Todos nós dizemos que os nossos são especiais mas acreditem que o meu é, de facto, suis generis. É um bem dispostão, sempre  a rir, a contar anedotas - muitas delas sem gracinha alguma (aproveito para dizer-te). É uma casa cheia. Um sol. Agora é já mais netos, como é normal, mas quando era só eu e a minha irmã, ainda que sem grandes manifestações, ai de quem criticasse as moças do Bicho. 
Receber carinhos do meu pai sempre foi experiência marcante. Literalmente. Antes de chegar ao beijo na bochecha há sempre um puxão pelo braço, um calduço que não dói tão pouco quanto isso (até me chegam as lágrimas aos olhos). Tem a mania de dar-me um palmadão que, devendo ser no rabo, apanha-me sempre a zona dos rins, o meu calcanhar de Aquiles.  Baterem-me no final das costas é o mesmo que ligarem-me a um poste de alta tensão.
Pensando bem - a palmada que era no rabo apanha-me os rins - será que já tenho o befe assim tão descaído? Caraças que isto está a ficar galopante!
Seja como for, já passei muitos dias do Pai sem estar contigo, meu Bicho, mas este custa mais porque, efetivamente, podia por-me a caminho de casa se não fosse o estropício do Covid.
Sei que te vou ligar, dar um beijinho virtual e tu vais responder: «Obrigadinha.

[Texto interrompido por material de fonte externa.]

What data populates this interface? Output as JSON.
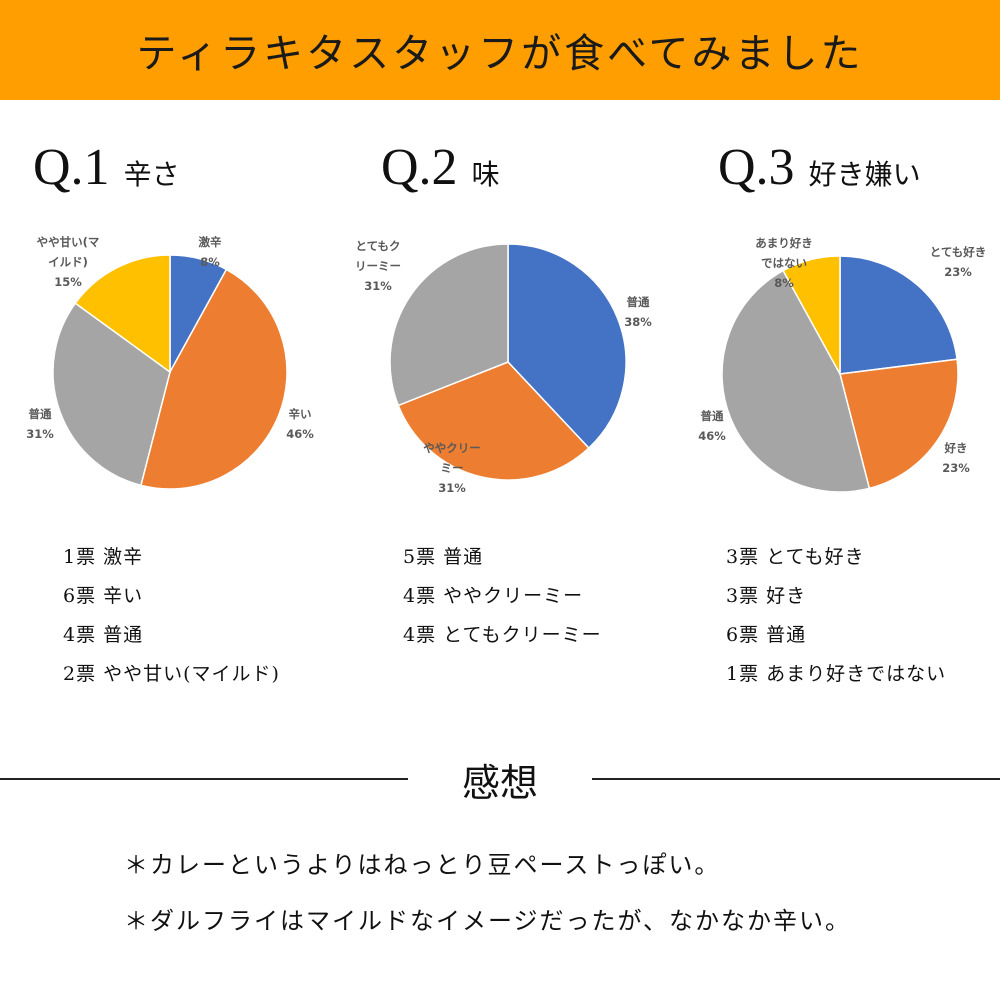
{
  "header": {
    "title": "ティラキタスタッフが食べてみました"
  },
  "questions": [
    {
      "number": "Q.1",
      "topic": "辛さ"
    },
    {
      "number": "Q.2",
      "topic": "味"
    },
    {
      "number": "Q.3",
      "topic": "好き嫌い"
    }
  ],
  "chart_data": [
    {
      "type": "pie",
      "categories": [
        "激辛",
        "辛い",
        "普通",
        "やや甘い(マイルド)"
      ],
      "values": [
        8,
        46,
        31,
        15
      ],
      "value_labels": [
        "8%",
        "46%",
        "31%",
        "15%"
      ],
      "label_lines": [
        [
          "激辛"
        ],
        [
          "辛い"
        ],
        [
          "普通"
        ],
        [
          "やや甘い(マ",
          "イルド)"
        ]
      ],
      "colors": [
        "#4472c4",
        "#ed7d31",
        "#a5a5a5",
        "#ffc000"
      ]
    },
    {
      "type": "pie",
      "categories": [
        "普通",
        "ややクリーミー",
        "とてもクリーミー"
      ],
      "values": [
        38,
        31,
        31
      ],
      "value_labels": [
        "38%",
        "31%",
        "31%"
      ],
      "label_lines": [
        [
          "普通"
        ],
        [
          "ややクリー",
          "ミー"
        ],
        [
          "とてもク",
          "リーミー"
        ]
      ],
      "colors": [
        "#4472c4",
        "#ed7d31",
        "#a5a5a5"
      ]
    },
    {
      "type": "pie",
      "categories": [
        "とても好き",
        "好き",
        "普通",
        "あまり好きではない"
      ],
      "values": [
        23,
        23,
        46,
        8
      ],
      "value_labels": [
        "23%",
        "23%",
        "46%",
        "8%"
      ],
      "label_lines": [
        [
          "とても好き"
        ],
        [
          "好き"
        ],
        [
          "普通"
        ],
        [
          "あまり好き",
          "ではない"
        ]
      ],
      "colors": [
        "#4472c4",
        "#ed7d31",
        "#a5a5a5",
        "#ffc000"
      ]
    }
  ],
  "votes": [
    [
      "1票 激辛",
      "6票 辛い",
      "4票 普通",
      "2票 やや甘い(マイルド)"
    ],
    [
      "5票 普通",
      "4票 ややクリーミー",
      "4票 とてもクリーミー"
    ],
    [
      "3票 とても好き",
      "3票 好き",
      "6票 普通",
      "1票 あまり好きではない"
    ]
  ],
  "impressions": {
    "heading": "感想",
    "comments": [
      "＊カレーというよりはねっとり豆ペーストっぽい。",
      "＊ダルフライはマイルドなイメージだったが、なかなか辛い。"
    ]
  }
}
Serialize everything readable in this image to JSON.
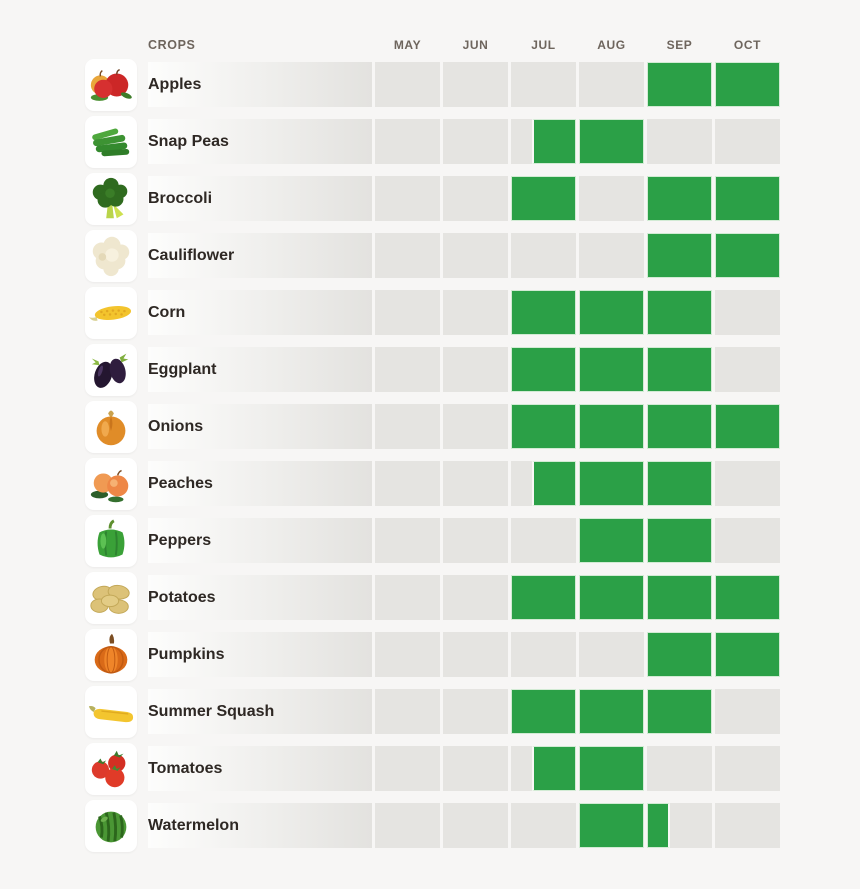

Obrigadinha!»
E já que hoje não corro o risco de levar a bela da galheta no lombo: 1) enerva-me estar ao telefone contigo e tu continuares a falar com outras pessoas 2) já paravas de ir para o clube da pesca - dedica-te ao Facebook - convida os meus amigos que eles são fixes 3) Adoro-te e nunca no mundo haverá pai como tu 4) És o meu vírus para o qual jamais haverá vacina. 

P. S - Quando te apanhar estrafego-te.

P. S 2- Espera até eu entrar em estado de emergência.

Tal não é  moenga!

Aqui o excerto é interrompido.